Köln also führte mehrheitlich den Ball, während Union sich in seinem 4-3-3 zunächst erst ab der Mittellinie bereit machte, eine Verteidigung zu errichten. Meist genügte dabei allerdings bloße Berliner Anwesenheit. Zu überschaubar war der Vortrag der Rheinländer. Viele Pässe verkümmerten als Absichtserklärung oder schämten sich direkt ins Aus. Nicht wenige Ballannahmen riefen spontanes Mitleid hervor. So mutete es von Minute zu Minute seltsamer an, wie abwartend Union agierte. Es war, als hätte man in einem Pistolen-Duell Angst vor einem Messer-Träger.
Erst nach etwa 20 gespielten Minuten wagten sich die Berliner ein wenig weiter vor und tatsächlich auch mit so etwas wie Überzeugung an eigenen Ballbesitz. Fortan präsentierte Union ein launiges Potpourri der Möglichkeiten. Hier mal ein situativ hohes Pressing, dort wieder eine tiefe und abwartende Staffelung. Hier mal eine schöne Seitenverlagerung, dort wieder der Versuch eines Kombinationsspiels mit dem Wand- und Ablagespieler Kevin Behrens. Allen Versuchen gemeinsam war, dass sie Stückwerk blieben. Häufig schien es, als hätten viele Spieler viele gute Ideen, aber selten einmal mehr als zwei von ihnen dieselbe.
Es kann ein Zeichen hoher, fußballerischer Qualität sein, wenn eine Mannschaft eben nicht nur für einen Spielstil steht. Real Madrid etwa ist allein qua Qualität seiner Akteure scheinbar immer in der Lage, zwischen den Welten verschiedener Spiel-Philosophien zu wechseln und somit kaum ausrechenbar. Bei Union Berlin hingegen regierte zumindest bis zur überraschenden Führung durch Benedict Hollerbach in der 55. Minute das Gefühl, die Mannschaft probiere aus lauter Verzweiflung über die verzwickte Lage einfach alles zugleich.
Weil aber auch die Kölner zunehmend verzweifelt wirkten über die eigene Leistung, entwickelte sich kurz vor der Halbzeit ein merkwürdig offenes, geradezu chaotisches Spiel. Zwei Mannschaften wie zwei Boxer. Die nicht mehr können und die bis gestern Abend noch Gewichtheber waren.

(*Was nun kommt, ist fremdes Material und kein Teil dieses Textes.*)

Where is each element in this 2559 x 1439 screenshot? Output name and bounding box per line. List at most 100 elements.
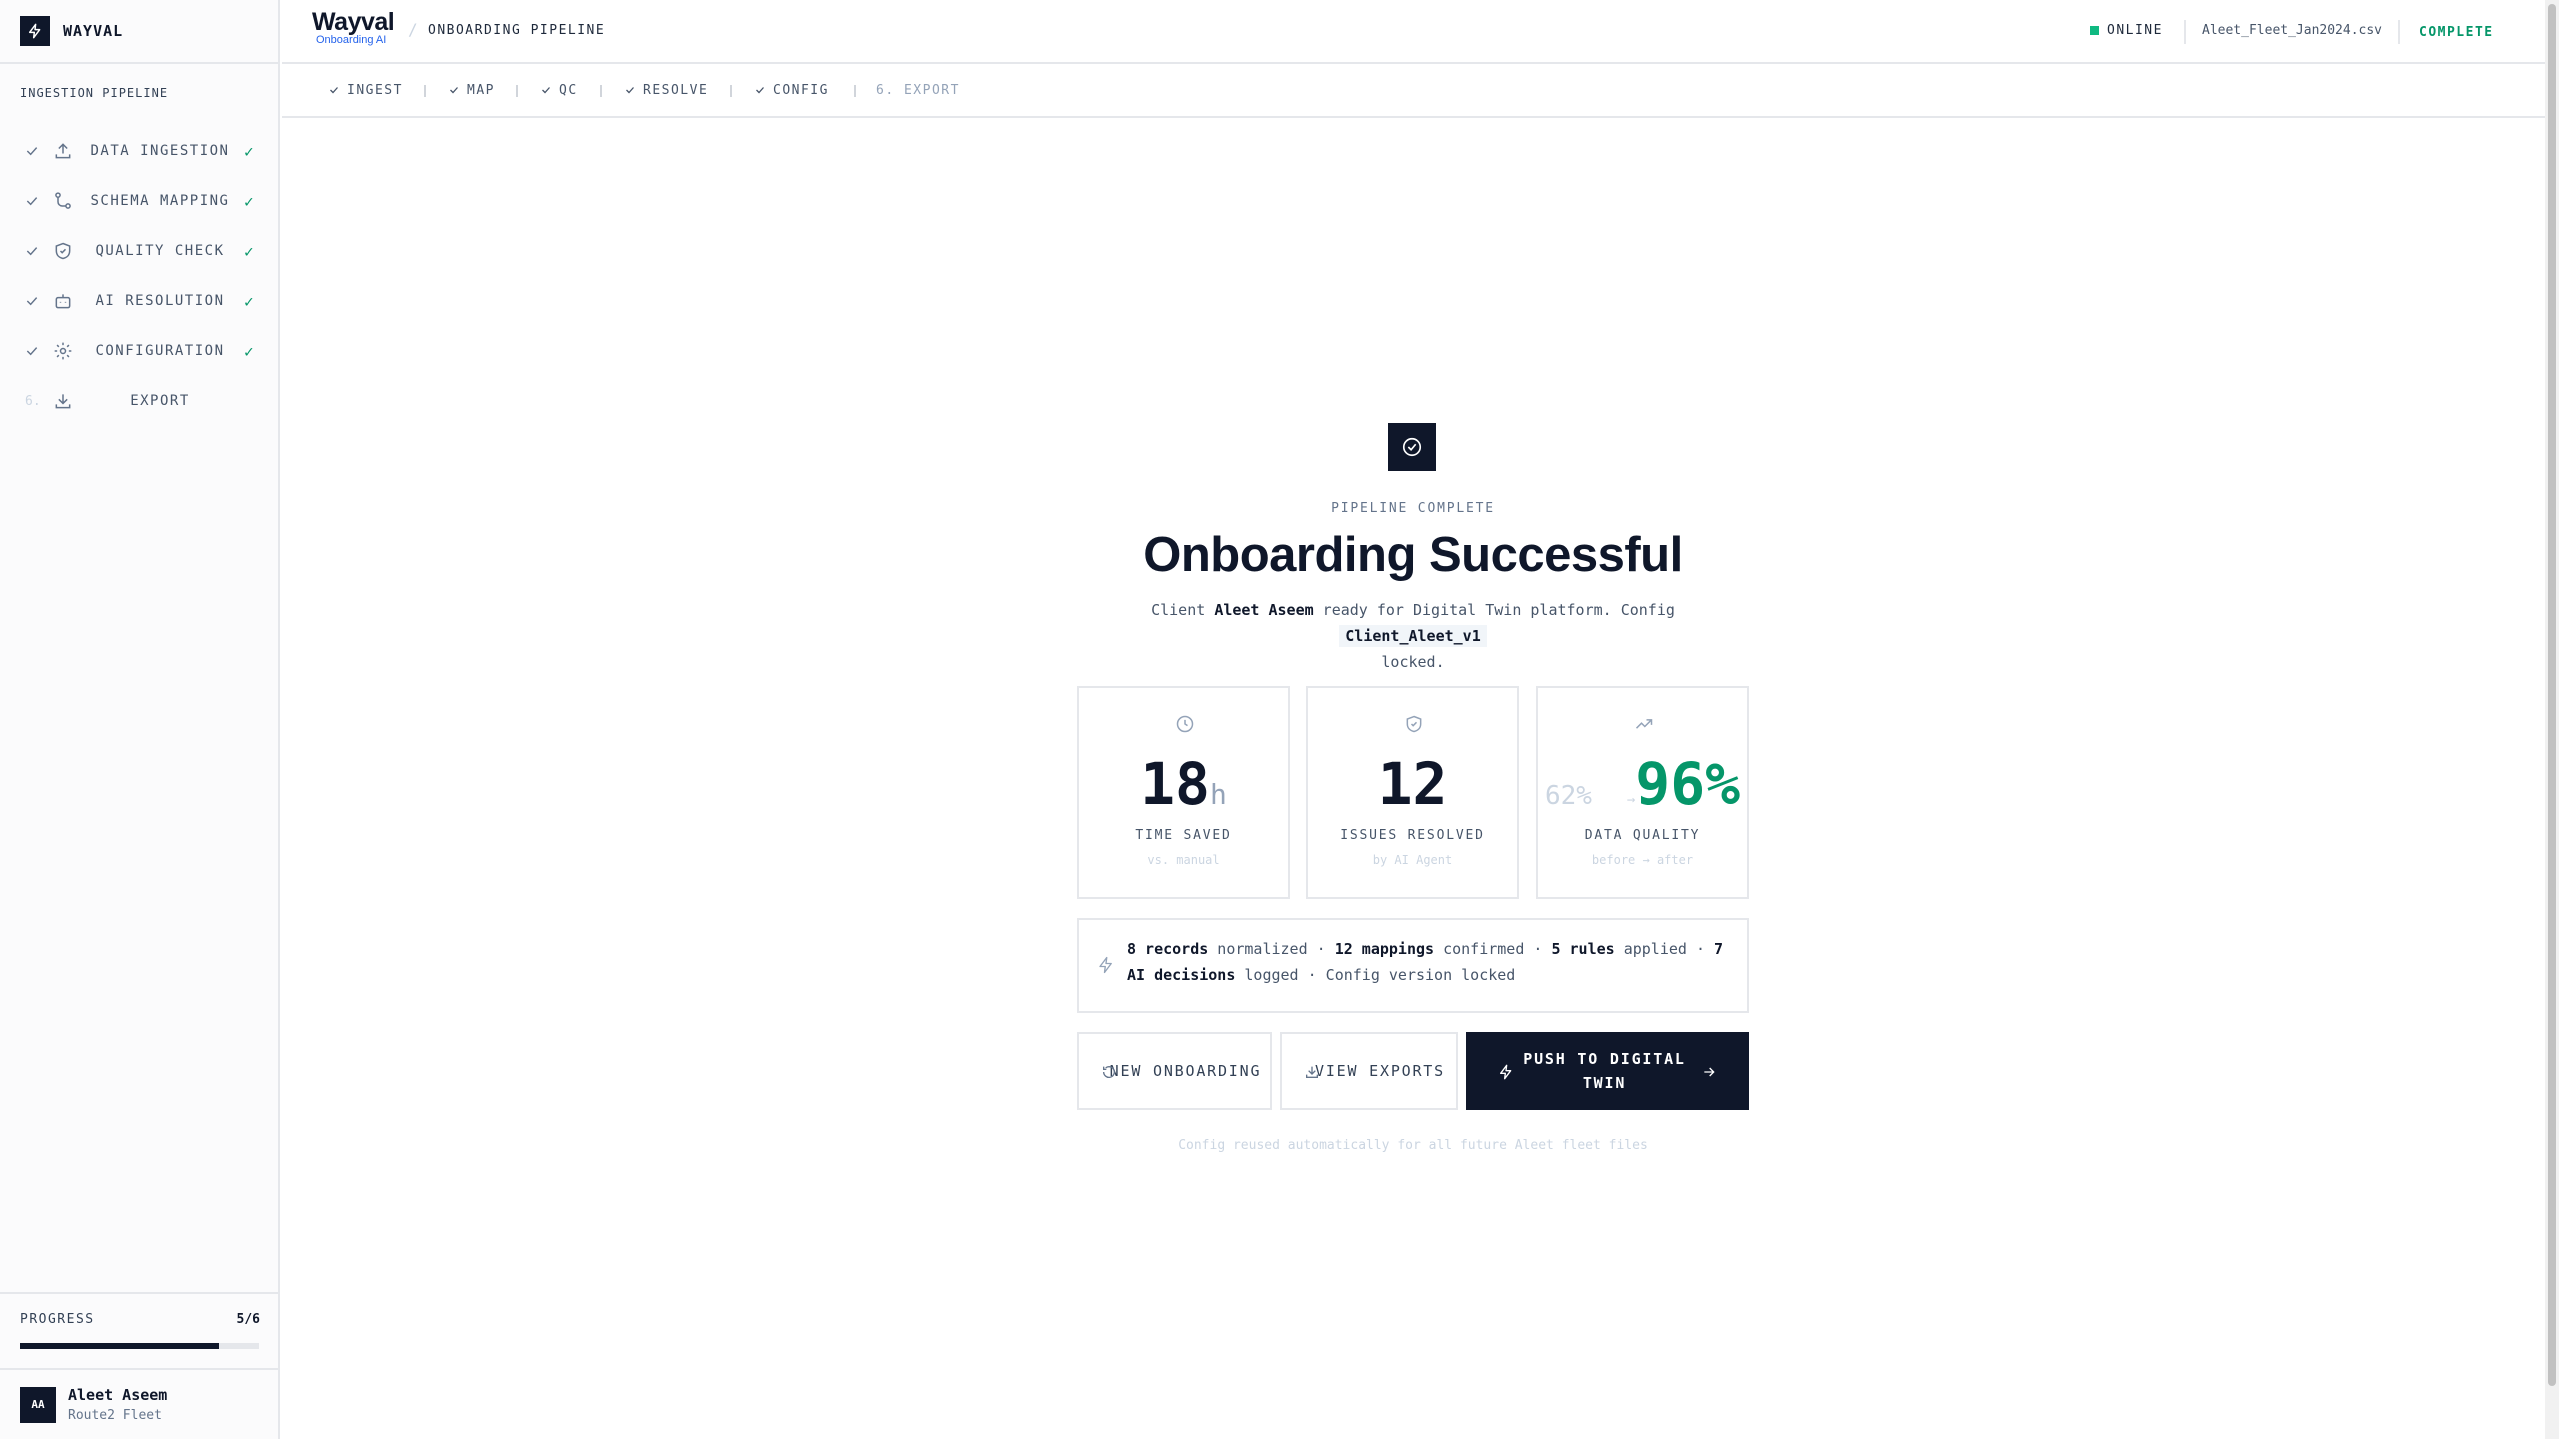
brand[interactable]: WAYVAL — [0, 0, 278, 64]
button-label: PUSH TO DIGITAL TWIN — [1523, 1050, 1686, 1092]
tab-resolve[interactable]: RESOLVE — [624, 64, 708, 116]
sidebar-step-data-ingestion[interactable]: DATA INGESTION ✓ — [0, 126, 280, 176]
done-checkmark: ✓ — [244, 241, 254, 261]
done-checkmark: ✓ — [244, 341, 254, 361]
stat-value: 18h — [1079, 750, 1288, 818]
summary-box: 8 records normalized · 12 mappings confi… — [1077, 918, 1749, 1013]
sidebar-step-export[interactable]: 6. EXPORT — [0, 376, 280, 426]
complete-badge: COMPLETE — [2419, 25, 2494, 40]
stat-sub: before → after — [1591, 853, 1694, 867]
summary-part: applied · — [1614, 940, 1715, 958]
check-icon — [542, 87, 550, 94]
tab-label: 6. EXPORT — [876, 82, 960, 98]
view-exports-button[interactable]: VIEW EXPORTS — [1280, 1032, 1458, 1110]
step-tabs: INGEST MAP QC RESOLVE CONFIG 6. EXPORT — [282, 64, 2545, 118]
scrollbar-thumb[interactable] — [2548, 4, 2556, 1386]
sidebar-step-quality-check[interactable]: QUALITY CHECK ✓ — [0, 226, 280, 276]
action-buttons: NEW ONBOARDING VIEW EXPORTS PUSH TO DIGI… — [1077, 1032, 1749, 1110]
check-icon — [26, 347, 38, 356]
time-saved-value: 18 — [1140, 750, 1210, 818]
download-icon — [55, 394, 71, 409]
sidebar-step-label: EXPORT — [130, 393, 190, 409]
header-divider — [2184, 20, 2186, 44]
file-name: Aleet_Fleet_Jan2024.csv — [2202, 23, 2383, 38]
client-name: Aleet Aseem — [1214, 601, 1314, 619]
stat-value: 62% →96% — [1538, 750, 1747, 818]
bolt-logo-icon — [20, 16, 50, 46]
check-icon — [26, 197, 38, 206]
tab-divider — [730, 85, 732, 97]
desc-text: Client — [1151, 601, 1215, 619]
gear-icon — [54, 342, 72, 360]
breadcrumb[interactable]: ONBOARDING PIPELINE — [428, 23, 605, 38]
done-checkmark: ✓ — [244, 191, 254, 211]
trending-up-icon — [1635, 719, 1653, 729]
records-count: 8 records — [1127, 940, 1209, 958]
check-icon — [26, 147, 38, 156]
desc-text: ready for Digital Twin platform. Config — [1313, 601, 1675, 619]
upload-icon — [55, 143, 71, 159]
user-profile[interactable]: AA Aleet Aseem Route2 Fleet — [0, 1368, 280, 1439]
rules-count: 5 rules — [1551, 940, 1615, 958]
logo-wordmark: Wayval — [312, 8, 395, 36]
check-icon — [450, 87, 458, 94]
tab-map[interactable]: MAP — [448, 64, 495, 116]
sidebar-step-schema-mapping[interactable]: SCHEMA MAPPING ✓ — [0, 176, 280, 226]
tab-qc[interactable]: QC — [540, 64, 578, 116]
tab-label: MAP — [467, 82, 495, 98]
main-content: PIPELINE COMPLETE Onboarding Successful … — [282, 118, 2545, 1439]
done-checkmark: ✓ — [244, 291, 254, 311]
bot-icon — [55, 294, 71, 309]
summary-part: confirmed · — [1434, 940, 1552, 958]
header-divider — [2398, 20, 2400, 44]
download-icon — [1306, 1066, 1318, 1078]
new-onboarding-button[interactable]: NEW ONBOARDING — [1077, 1032, 1272, 1110]
button-label: VIEW EXPORTS — [1315, 1062, 1445, 1080]
pipeline-steps: DATA INGESTION ✓ SCHEMA MAPPING ✓ QUALIT… — [0, 126, 280, 426]
quality-after: 96% — [1635, 750, 1741, 818]
sidebar-step-ai-resolution[interactable]: AI RESOLUTION ✓ — [0, 276, 280, 326]
summary-part: logged · Config version locked — [1235, 966, 1516, 984]
step-number: 6. — [25, 393, 41, 409]
status-dot-icon — [2090, 26, 2099, 35]
check-icon — [626, 87, 634, 94]
tab-export[interactable]: 6. EXPORT — [876, 64, 960, 116]
tab-label: INGEST — [347, 82, 403, 98]
sidebar-step-configuration[interactable]: CONFIGURATION ✓ — [0, 326, 280, 376]
stat-sub: by AI Agent — [1372, 853, 1453, 867]
desc-text: locked. — [1381, 653, 1445, 671]
wayval-logo[interactable]: Wayval Onboarding AI — [312, 8, 395, 47]
user-name: Aleet Aseem — [68, 1386, 168, 1404]
stat-label: DATA QUALITY — [1584, 828, 1701, 843]
logo-subtitle: Onboarding AI — [316, 34, 387, 46]
stat-card-time-saved: 18h TIME SAVED vs. manual — [1077, 686, 1290, 899]
progress-label: PROGRESS — [20, 1312, 95, 1327]
stat-card-data-quality: 62% →96% DATA QUALITY before → after — [1536, 686, 1749, 899]
tab-divider — [424, 85, 426, 97]
scrollbar[interactable] — [2545, 0, 2559, 1439]
summary-part: normalized · — [1208, 940, 1335, 958]
check-icon — [26, 297, 38, 306]
check-icon — [26, 247, 38, 256]
section-label: INGESTION PIPELINE — [20, 86, 169, 100]
tab-config[interactable]: CONFIG — [754, 64, 829, 116]
quality-before: 62% — [1544, 781, 1592, 811]
tab-ingest[interactable]: INGEST — [328, 64, 403, 116]
stat-card-issues-resolved: 12 ISSUES RESOLVED by AI Agent — [1306, 686, 1519, 899]
push-to-digital-twin-button[interactable]: PUSH TO DIGITAL TWIN — [1466, 1032, 1749, 1110]
tab-divider — [600, 85, 602, 97]
footnote: Config reused automatically for all futu… — [1178, 1138, 1648, 1153]
stat-value: 12 — [1377, 750, 1448, 818]
arrow-right-icon — [1704, 1067, 1715, 1077]
shield-check-icon — [1406, 715, 1422, 733]
config-id: Client_Aleet_v1 — [1339, 625, 1487, 647]
breadcrumb-separator: / — [408, 20, 418, 39]
bolt-icon — [1500, 1064, 1512, 1080]
progress-fill — [20, 1343, 220, 1349]
check-icon — [756, 87, 764, 94]
avatar: AA — [20, 1386, 56, 1423]
sidebar-step-label: CONFIGURATION — [95, 343, 225, 359]
clock-icon — [1176, 715, 1194, 733]
sidebar-step-label: DATA INGESTION — [90, 143, 230, 159]
tab-divider — [854, 85, 856, 97]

Dass Union dieses Spiel dennoch gewann und Weihnachten tatsächlich nicht einmal auf dem Relegationsplatz verbringt, sondern mit gemütlichen drei Punkten Vorsprung auf Rang 15, lag am exquisiten Torabschluss von Hollerbach und an der Kölner Abwehr. Die in dieser 55. Minute so wirkte wie ein ehedem schlecht geführter DDR-Konsum. Wenig im Regal und das bisschen, was da ist, weit voneinander entfernt. Dass Hollerbach kurz darauf für den defensiveren Alex Kral Platz machen musste, lag vermutlich nicht an seinem Cristiano-Ronaldo-Torjubel. Wäre als Grund aber auch angemessen gewesen.

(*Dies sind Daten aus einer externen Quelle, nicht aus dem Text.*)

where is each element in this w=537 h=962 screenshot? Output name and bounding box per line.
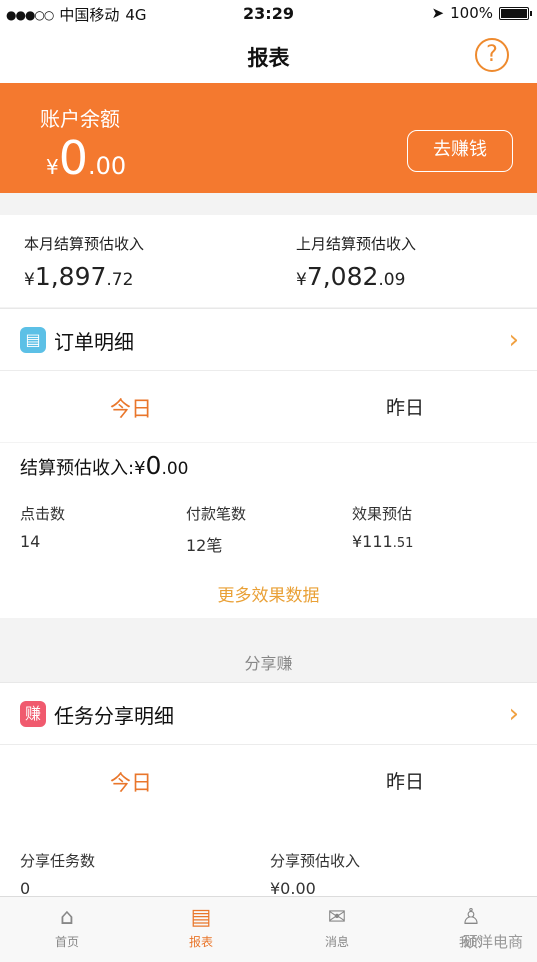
balance-decimal: .00 bbox=[88, 152, 127, 180]
share-detail-title: 任务分享明细 bbox=[54, 704, 174, 728]
settle-label: 结算预估收入: bbox=[20, 458, 135, 479]
battery-percent: 100% bbox=[450, 4, 493, 22]
settle-estimate: 结算预估收入:¥0.00 bbox=[20, 451, 188, 480]
tabbar-label: 消息 bbox=[324, 935, 349, 949]
tabbar-label: 报表 bbox=[188, 935, 213, 949]
balance-amount: ¥0.00 bbox=[46, 131, 126, 185]
last-month-decimal: .09 bbox=[378, 270, 406, 290]
tab-yesterday[interactable]: 昨日 bbox=[386, 767, 424, 794]
share-section-label: 分享赚 bbox=[244, 654, 293, 673]
report-icon: ▤ bbox=[190, 905, 212, 930]
page-title: 报表 bbox=[247, 46, 290, 70]
this-month-decimal: .72 bbox=[106, 270, 134, 290]
battery-icon bbox=[499, 6, 532, 20]
status-bar: ●●●○○ 中国移动 4G 23:29 ➤ 100% bbox=[0, 0, 537, 28]
this-month-value: ¥1,897.72 bbox=[24, 262, 144, 291]
stat-share-tasks: 分享任务数 0 bbox=[20, 850, 95, 898]
tabbar-messages[interactable]: ✉ 消息 bbox=[302, 905, 372, 950]
share-detail-row[interactable]: 赚 任务分享明细 › bbox=[0, 682, 537, 744]
currency-symbol: ¥ bbox=[296, 270, 307, 290]
order-detail-title: 订单明细 bbox=[54, 330, 134, 354]
tab-today[interactable]: 今日 bbox=[110, 767, 152, 797]
stat-label: 效果预估 bbox=[352, 505, 413, 523]
stat-payments: 付款笔数 12笔 bbox=[186, 503, 246, 556]
last-month-integer: 7,082 bbox=[306, 262, 379, 291]
settle-integer: 0 bbox=[145, 451, 162, 480]
earn-money-button[interactable]: 去赚钱 bbox=[407, 130, 513, 172]
stat-share-income: 分享预估收入 ¥0.00 bbox=[270, 850, 360, 898]
mail-icon: ✉ bbox=[327, 905, 347, 930]
monthly-income-card: 本月结算预估收入 ¥1,897.72 上月结算预估收入 ¥7,082.09 bbox=[0, 215, 537, 307]
this-month-integer: 1,897 bbox=[34, 262, 107, 291]
stat-value: 12笔 bbox=[186, 536, 223, 555]
last-month-value: ¥7,082.09 bbox=[296, 262, 416, 291]
tabbar-report[interactable]: ▤ 报表 bbox=[166, 905, 236, 950]
last-month-label: 上月结算预估收入 bbox=[296, 235, 417, 253]
currency-symbol: ¥ bbox=[46, 155, 59, 179]
order-summary: 结算预估收入:¥0.00 点击数 14 付款笔数 12笔 效果预估 ¥111.5… bbox=[0, 443, 537, 618]
last-month-income: 上月结算预估收入 ¥7,082.09 bbox=[296, 233, 416, 291]
currency-symbol: ¥ bbox=[134, 458, 146, 479]
this-month-label: 本月结算预估收入 bbox=[24, 235, 145, 253]
stat-value: ¥111.51 bbox=[352, 532, 413, 551]
stat-clicks: 点击数 14 bbox=[20, 503, 65, 551]
chevron-right-icon: › bbox=[508, 699, 519, 729]
more-effect-data-link[interactable]: 更多效果数据 bbox=[0, 581, 537, 606]
balance-banner: 账户余额 ¥0.00 去赚钱 bbox=[0, 83, 537, 193]
earn-tag-icon: 赚 bbox=[20, 701, 46, 727]
effect-integer: ¥111 bbox=[352, 532, 393, 551]
balance-label: 账户余额 bbox=[40, 107, 120, 131]
location-icon: ➤ bbox=[431, 4, 445, 22]
tabbar-label: 首页 bbox=[54, 935, 79, 949]
effect-decimal: .51 bbox=[392, 536, 414, 551]
order-list-icon: ▤ bbox=[20, 327, 46, 353]
watermark: 硕洋电商 bbox=[462, 933, 523, 951]
currency-symbol: ¥ bbox=[24, 270, 35, 290]
stat-label: 分享预估收入 bbox=[270, 852, 361, 870]
nav-bar: 报表 ? bbox=[0, 28, 537, 83]
stat-label: 分享任务数 bbox=[20, 852, 96, 870]
help-icon[interactable]: ? bbox=[475, 38, 509, 72]
this-month-income: 本月结算预估收入 ¥1,897.72 bbox=[24, 233, 144, 291]
balance-integer: 0 bbox=[58, 131, 89, 185]
share-summary: 分享任务数 0 分享预估收入 ¥0.00 bbox=[0, 816, 537, 898]
share-tabs: 今日 昨日 bbox=[0, 744, 537, 816]
stat-effect-estimate: 效果预估 ¥111.51 bbox=[352, 503, 413, 551]
tab-yesterday[interactable]: 昨日 bbox=[386, 393, 424, 420]
tab-today[interactable]: 今日 bbox=[110, 393, 152, 423]
home-icon: ⌂ bbox=[60, 905, 74, 930]
profile-icon: ♙ bbox=[461, 905, 481, 930]
tabbar-home[interactable]: ⌂ 首页 bbox=[32, 905, 102, 950]
stat-label: 付款笔数 bbox=[186, 505, 247, 523]
order-tabs: 今日 昨日 bbox=[0, 370, 537, 442]
stat-value: 14 bbox=[20, 532, 41, 551]
bottom-tab-bar: ⌂ 首页 ▤ 报表 ✉ 消息 ♙ 我的 硕洋电商 bbox=[0, 896, 537, 962]
chevron-right-icon: › bbox=[508, 325, 519, 355]
order-detail-row[interactable]: ▤ 订单明细 › bbox=[0, 308, 537, 370]
settle-decimal: .00 bbox=[161, 459, 189, 479]
status-right: ➤ 100% bbox=[431, 4, 532, 22]
stat-label: 点击数 bbox=[20, 505, 66, 523]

Wenig später brachte Nenad Bjelica schließlich noch Leonardo Bonucci für Janik Haberer und damit die Dreierkette zurück an die Alte Försterei. Gegen zunehmend verzweifeltere Kölner hätte es aber vermutlich auch eine Schlangenlinie getan. Union verteidigte das Spiel mit nun sichtbar gestiegenem Selbstbewusstsein souverän über die Ziellinie und stellte zwar noch auf 2:0, vergab aber auch weitere, gute Möglichkeiten.

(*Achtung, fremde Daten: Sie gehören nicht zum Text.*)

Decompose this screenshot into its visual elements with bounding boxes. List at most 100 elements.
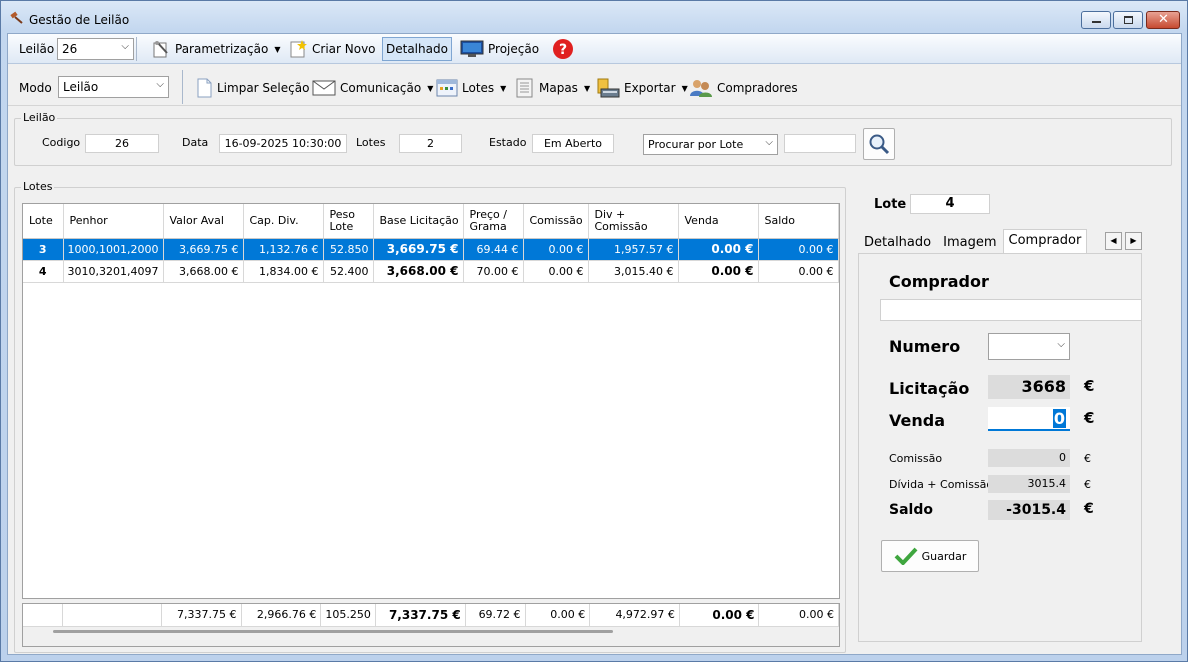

Es wäre auch absurd gewesen, hätte Union urplötzlich wieder die brutale Effizienz der goldenen Urs-Fischer-Jahre zurückerlangt. Unter dem Schweizer hatte die Mannschaft zu Beginn der Saison lange Zeit mehr als anständig gespielt und dennoch fortlaufend verloren. Dass es gegen Köln andersherum war, dürfte als Unioner Weihnachtsmärchen zunächst einmal genügen.